Self-Forcing Implementation

A simple implementation of Self-Forcing for autoregressive video generation based on the paper: https://arxiv.org/abs/2506.08009

For standard autoregressive generation (no GT frames):

Teacher-Forcing: Trains with GT → inference without GT = exposure bias
Self-Forcing: Trains with generated → inference with generated = no exposure bias ✓
Diffusion-Forcing: Also handles this case well (boundary=0 during training)

So for standard generation, Self-Forcing and Diffusion-Forcing are similar - both avoid exposure bias.

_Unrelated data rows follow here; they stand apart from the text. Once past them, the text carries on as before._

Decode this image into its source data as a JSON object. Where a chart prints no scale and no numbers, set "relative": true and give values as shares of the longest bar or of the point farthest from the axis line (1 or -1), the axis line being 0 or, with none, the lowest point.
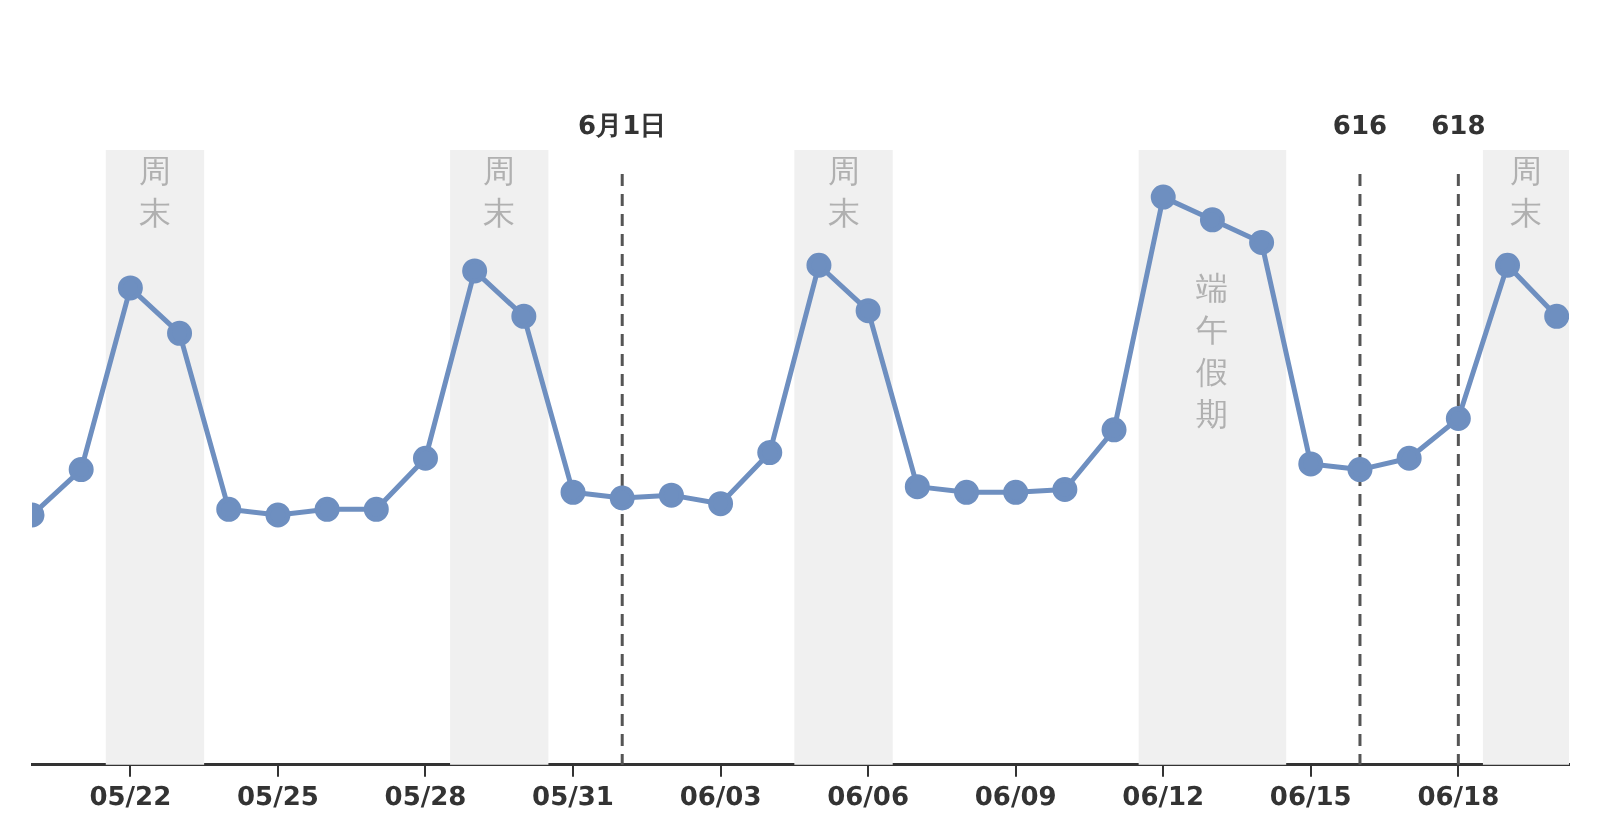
{
  "chart_data": {
    "type": "line",
    "relative": true,
    "x": [
      "--05-20",
      "--05-21",
      "--05-22",
      "--05-23",
      "--05-24",
      "--05-25",
      "--05-26",
      "--05-27",
      "--05-28",
      "--05-29",
      "--05-30",
      "--05-31",
      "--06-01",
      "--06-02",
      "--06-03",
      "--06-04",
      "--06-05",
      "--06-06",
      "--06-07",
      "--06-08",
      "--06-09",
      "--06-10",
      "--06-11",
      "--06-12",
      "--06-13",
      "--06-14",
      "--06-15",
      "--06-16",
      "--06-17",
      "--06-18",
      "--06-19",
      "--06-20"
    ],
    "series": [
      {
        "color": "#6e8fc0",
        "values": [
          0.44,
          0.52,
          0.84,
          0.76,
          0.45,
          0.44,
          0.45,
          0.45,
          0.54,
          0.87,
          0.79,
          0.48,
          0.47,
          0.475,
          0.46,
          0.55,
          0.88,
          0.8,
          0.49,
          0.48,
          0.48,
          0.485,
          0.59,
          1,
          0.96,
          0.92,
          0.53,
          0.52,
          0.54,
          0.61,
          0.88,
          0.79
        ]
      }
    ],
    "xlim": [
      "--05-20",
      "--06-20T06:00"
    ],
    "xticks": [
      {
        "value": "--05-22",
        "label": "05/22"
      },
      {
        "value": "--05-25",
        "label": "05/25"
      },
      {
        "value": "--05-28",
        "label": "05/28"
      },
      {
        "value": "--05-31",
        "label": "05/31"
      },
      {
        "value": "--06-03",
        "label": "06/03"
      },
      {
        "value": "--06-06",
        "label": "06/06"
      },
      {
        "value": "--06-09",
        "label": "06/09"
      },
      {
        "value": "--06-12",
        "label": "06/12"
      },
      {
        "value": "--06-15",
        "label": "06/15"
      },
      {
        "value": "--06-18",
        "label": "06/18"
      }
    ],
    "bands": [
      {
        "axis": "x",
        "from": "--05-21T12:00",
        "to": "--05-23T12:00",
        "label": "周末",
        "color": "#f0f0f0"
      },
      {
        "axis": "x",
        "from": "--05-28T12:00",
        "to": "--05-30T12:00",
        "label": "周末",
        "color": "#f0f0f0"
      },
      {
        "axis": "x",
        "from": "--06-04T12:00",
        "to": "--06-06T12:00",
        "label": "周末",
        "color": "#f0f0f0"
      },
      {
        "axis": "x",
        "from": "--06-11T12:00",
        "to": "--06-14T12:00",
        "label": "端午假期",
        "color": "#f0f0f0"
      },
      {
        "axis": "x",
        "from": "--06-18T12:00",
        "to": "--06-20T06:00",
        "label": "周末",
        "color": "#f0f0f0"
      }
    ],
    "ref_lines": [
      {
        "axis": "x",
        "value": "--06-01",
        "label": "6月1日",
        "color": "#555555",
        "line_style": "dashed"
      },
      {
        "axis": "x",
        "value": "--06-16",
        "label": "616",
        "color": "#555555",
        "line_style": "dashed"
      },
      {
        "axis": "x",
        "value": "--06-18",
        "label": "618",
        "color": "#555555",
        "line_style": "dashed"
      }
    ],
    "marker": "circle",
    "line_style": "solid",
    "grid": false,
    "legend": false
  }
}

But here’s where Diffusion-Forcing shines:

One model, many tasks: The SAME model can do: - Generate video from text (no frames given) - Continue a video (some frames given) - Fill in missing frames (inpainting) - Enhance low-res frames (some noisy frames given)
Real-world scenarios often DO have some clean frames: - Video editing: “Keep frames 1-10, regenerate 11-20” - Video restoration: “These frames are corrupted, fix them” - Frame interpolation: “I have every 3rd frame, fill the gaps”
Robustness: Because it trained with random boundaries, it’s more robust to different starting conditions

Example: Imagine you’re building a video AI product. With:

Teacher/Self-Forcing: Need separate models for generation, inpainting, interpolation
Diffusion-Forcing: ONE model handles everything

The advantage isn’t just about avoiding exposure bias - it’s about flexibility. You train once and can deploy for many different use cases.

Overview

Self-Forcing addresses the “exposure bias” problem in autoregressive models by training with self-generated context rather than ground-truth frames. This implementation demonstrates the key concepts:

Autoregressive generation with KV caching - Efficient streaming generation
Self-generated context during training - Reduces exposure bias
Few-step diffusion - Balances quality and speed
Gradient truncation - Manages computational cost
Holistic sequence loss - Improves temporal coherence

Files

self_forcing.py - Core implementation with:
- KVCache: Rolling key-value cache for streaming
- SimpleDiffusionModel: Basic diffusion model with attention
- SelfForcingTrainer: Training logic with self-forcing
example.py - Demonstration of training and streaming generation

Usage

from self_forcing import SimpleDiffusionModel, SelfForcingTrainer

# Create model
model = SimpleDiffusionModel(input_dim=64, hidden_dim=128)

# Initialize trainer
trainer = SelfForcingTrainer(model, num_diffusion_steps=5)

# Train with self-forcing
trainer.train(dataloader, num_epochs=10)

Key Innovation

Unlike traditional autoregressive training that conditions on ground-truth frames, Self-Forcing conditions each frame on previously self-generated outputs during training, making the model more robust to its own prediction errors during inference.